How to use float8 for training?
Are there any examples for training the MLP blocks using float8 from torchao?
Thanks!
Hi @vgoklani , we don't currently support this, but you could modify a recipe to call torchao.float8.convert_to_float8_training on your model at the end of this function.
However, I recommend using QLoRA, where frozen base model params are quantized to a lower precision (NF4), while the trainable adapter params are kept in a higher precision.
Here's an example config. The QLoRA model builder replaces the model's linear layers with LoRALinear(...,quantize_base=True) layers. If you want to use float8 instead of nf4, you can modify the LoRALinear class.
Let me know if you have any questions!
Thanks @calvinpelletier.
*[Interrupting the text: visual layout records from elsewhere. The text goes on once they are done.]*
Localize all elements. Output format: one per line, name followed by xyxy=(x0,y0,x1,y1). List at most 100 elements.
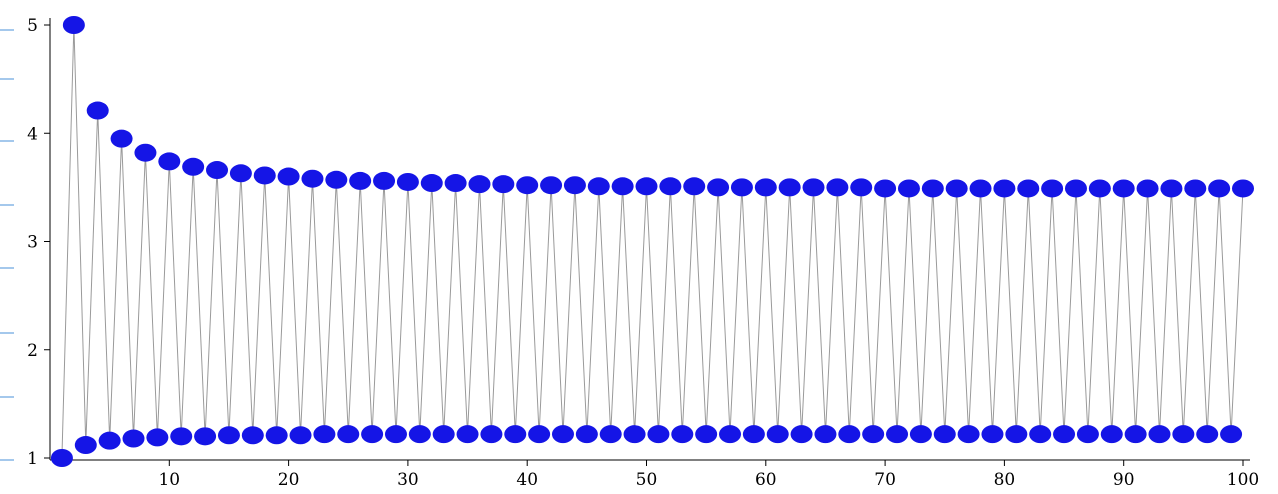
data-point xyxy=(695,425,718,444)
data-point xyxy=(1160,179,1183,198)
data-point xyxy=(253,166,276,185)
data-point xyxy=(886,425,909,444)
data-point xyxy=(217,426,240,445)
data-point xyxy=(1220,425,1243,444)
data-point xyxy=(122,429,145,448)
data-point xyxy=(611,177,634,196)
data-point xyxy=(265,426,288,445)
data-point xyxy=(408,425,431,444)
data-point xyxy=(719,425,742,444)
data-point xyxy=(1017,179,1040,198)
data-point xyxy=(86,101,109,120)
data-point xyxy=(742,425,765,444)
data-point xyxy=(241,426,264,445)
data-point xyxy=(933,425,956,444)
data-point xyxy=(921,179,944,198)
data-point xyxy=(635,177,658,196)
y-ruler-marks xyxy=(0,29,14,461)
data-point xyxy=(480,425,503,444)
data-point xyxy=(337,425,360,444)
data-point xyxy=(838,425,861,444)
data-point xyxy=(1029,425,1052,444)
data-point xyxy=(146,428,169,447)
data-point xyxy=(516,176,539,195)
data-point xyxy=(110,129,133,148)
data-point xyxy=(1064,179,1087,198)
data-point xyxy=(802,178,825,197)
data-point xyxy=(301,169,324,188)
data-point xyxy=(1088,179,1111,198)
data-point xyxy=(384,425,407,444)
y-tick-label: 5 xyxy=(27,16,38,36)
data-point xyxy=(1005,425,1028,444)
data-point xyxy=(492,175,515,194)
x-tick-label: 70 xyxy=(874,470,896,490)
series-line xyxy=(61,24,1244,459)
x-tick-label: 50 xyxy=(636,470,658,490)
data-point xyxy=(969,179,992,198)
data-point xyxy=(563,176,586,195)
x-tick-label: 40 xyxy=(516,470,538,490)
data-point xyxy=(468,175,491,194)
data-point xyxy=(993,179,1016,198)
data-point xyxy=(981,425,1004,444)
y-tick-label: 3 xyxy=(27,233,38,253)
data-point xyxy=(790,425,813,444)
data-point xyxy=(528,425,551,444)
data-point xyxy=(229,164,252,183)
data-point xyxy=(683,177,706,196)
data-point xyxy=(826,178,849,197)
data-point xyxy=(432,425,455,444)
data-point xyxy=(897,179,920,198)
data-point xyxy=(945,179,968,198)
x-tick-label: 10 xyxy=(158,470,180,490)
data-point xyxy=(1053,425,1076,444)
data-point xyxy=(349,171,372,190)
data-point xyxy=(1184,179,1207,198)
data-point xyxy=(874,179,897,198)
y-tick-label: 1 xyxy=(27,449,38,469)
data-point xyxy=(444,174,467,193)
data-point xyxy=(599,425,622,444)
data-point xyxy=(456,425,479,444)
data-point xyxy=(778,178,801,197)
data-point xyxy=(1041,179,1064,198)
data-point xyxy=(587,177,610,196)
x-tick-label: 80 xyxy=(994,470,1016,490)
data-point xyxy=(647,425,670,444)
data-point xyxy=(504,425,527,444)
data-point xyxy=(170,427,193,446)
data-point xyxy=(1100,425,1123,444)
data-point xyxy=(361,425,384,444)
data-point xyxy=(134,143,157,162)
x-tick-label: 20 xyxy=(278,470,300,490)
data-point xyxy=(1208,179,1231,198)
data-point xyxy=(182,157,205,176)
data-point xyxy=(540,176,563,195)
data-point xyxy=(373,171,396,190)
data-point xyxy=(1172,425,1195,444)
data-point xyxy=(575,425,598,444)
data-point xyxy=(862,425,885,444)
data-point xyxy=(754,178,777,197)
data-point xyxy=(1148,425,1171,444)
data-point xyxy=(1232,179,1254,198)
data-point xyxy=(814,425,837,444)
axis-ticks: 10 20 30 40 50 60 70 80 90 100 1 2 3 4 5 xyxy=(27,16,1259,490)
data-point xyxy=(396,172,419,191)
data-point xyxy=(623,425,646,444)
data-point xyxy=(62,16,85,34)
x-tick-label: 100 xyxy=(1227,470,1259,490)
data-point xyxy=(1076,425,1099,444)
data-point xyxy=(671,425,694,444)
x-tick-label: 90 xyxy=(1113,470,1135,490)
data-point xyxy=(420,174,443,193)
data-point xyxy=(1136,179,1159,198)
data-point xyxy=(194,427,217,446)
data-point xyxy=(1112,179,1135,198)
data-point xyxy=(158,152,181,171)
data-point xyxy=(551,425,574,444)
data-point xyxy=(707,178,730,197)
data-point xyxy=(766,425,789,444)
We are using the full-finetune scripts, and since the hardware already supports FP8, we are just leaving a lot of performance on the table... We can add it to our internal version, but I would imagine that there are other groups that want this included too.
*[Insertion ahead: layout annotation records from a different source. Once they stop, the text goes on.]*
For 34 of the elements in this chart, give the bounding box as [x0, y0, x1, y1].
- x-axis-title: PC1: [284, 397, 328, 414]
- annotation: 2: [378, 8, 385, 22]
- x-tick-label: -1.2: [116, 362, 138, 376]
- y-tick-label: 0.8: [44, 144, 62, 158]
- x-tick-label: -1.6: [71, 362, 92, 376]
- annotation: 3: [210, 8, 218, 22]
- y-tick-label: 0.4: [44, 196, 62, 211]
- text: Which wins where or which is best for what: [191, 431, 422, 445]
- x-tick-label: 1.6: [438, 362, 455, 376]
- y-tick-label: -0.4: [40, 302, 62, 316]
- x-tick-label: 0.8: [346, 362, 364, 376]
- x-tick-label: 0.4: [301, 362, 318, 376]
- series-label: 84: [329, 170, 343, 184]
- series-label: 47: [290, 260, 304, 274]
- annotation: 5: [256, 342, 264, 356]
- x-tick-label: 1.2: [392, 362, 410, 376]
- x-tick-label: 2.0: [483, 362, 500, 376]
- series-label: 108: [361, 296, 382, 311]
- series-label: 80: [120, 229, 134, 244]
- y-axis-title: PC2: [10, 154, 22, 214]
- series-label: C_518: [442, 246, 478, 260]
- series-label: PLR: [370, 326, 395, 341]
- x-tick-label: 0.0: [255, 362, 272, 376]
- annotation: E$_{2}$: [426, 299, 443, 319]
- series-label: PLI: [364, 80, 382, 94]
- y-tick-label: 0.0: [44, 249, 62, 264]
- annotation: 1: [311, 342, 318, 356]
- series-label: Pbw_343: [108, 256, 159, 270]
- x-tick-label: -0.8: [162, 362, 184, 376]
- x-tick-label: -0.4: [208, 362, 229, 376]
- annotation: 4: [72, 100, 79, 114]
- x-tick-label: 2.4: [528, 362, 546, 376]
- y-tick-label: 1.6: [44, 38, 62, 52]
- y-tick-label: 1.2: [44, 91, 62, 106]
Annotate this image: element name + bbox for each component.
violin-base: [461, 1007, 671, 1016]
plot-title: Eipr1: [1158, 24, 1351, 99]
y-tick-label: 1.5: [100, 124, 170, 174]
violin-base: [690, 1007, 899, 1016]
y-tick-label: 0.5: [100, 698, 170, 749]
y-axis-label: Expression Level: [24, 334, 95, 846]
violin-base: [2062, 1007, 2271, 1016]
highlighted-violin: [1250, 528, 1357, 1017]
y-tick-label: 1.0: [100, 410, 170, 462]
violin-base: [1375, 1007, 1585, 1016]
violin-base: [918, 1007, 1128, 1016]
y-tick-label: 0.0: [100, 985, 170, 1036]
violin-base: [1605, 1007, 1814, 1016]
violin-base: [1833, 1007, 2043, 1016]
We would definitely appreciate a PR if full-finetuning in FP8 works out well for you all!
I was working on adding INT8 training to torchtune #1552, and FP8 was also on the discussion. Once the INT8 PR is merged, we can make another one for FP8 too, since it follows a similar design.
Thank you @calvinpelletier and @gau-nernst
Using Dynamic scaling with the torachao api was trivial, and gave a ~30% performance boost in tokens-per-second
We're running on 4x NVIDIA A6000 Ada cards (SM89)
from torchao.float8 import (
CastConfig,
Float8LinearConfig,
ScalingType,
convert_to_float8_training,
)
config = Float8LinearConfig(
enable_fsdp_float8_all_gather=True,
force_recompute_fp8_weight_in_bwd=True,
cast_config_input=CastConfig(scaling_type=ScalingType.DYNAMIC),
cast_config_weight=CastConfig(scaling_type=ScalingType.DYNAMIC),
cast_config_grad_output=CastConfig(scaling_type=ScalingType.DYNAMIC),
)
convert_to_float8_training(mlp, config=config)
strangely enough, using DELAYED scaling crashed torch.compile... will need to dig into that further...
@vgoklani Delayed scaling is not as well-supported as dynamic scaling I think. Should be fine to stick to dynamic scaling.
Curious. Do you observe any convergence issue?
@gau-nernst The loss was very close to bfloat16! I'm looking forward to int8 training :)
@vgoklani any trick to getting it working other than using the torchao convert on the model? I got an error that a certain operation (or I think attribute?) can't be sharded:
[rank0]: File "/opt/conda/lib/python3.11/site-packages/torch/distributed/tensor/_sharding_prop.py", line 450, in propagate_op_sharding_non_cached
[rank0]: raise NotImplementedError(
[rank0]: NotImplementedError: Operator aten.is_pinned.default does not have a sharding strategy registered.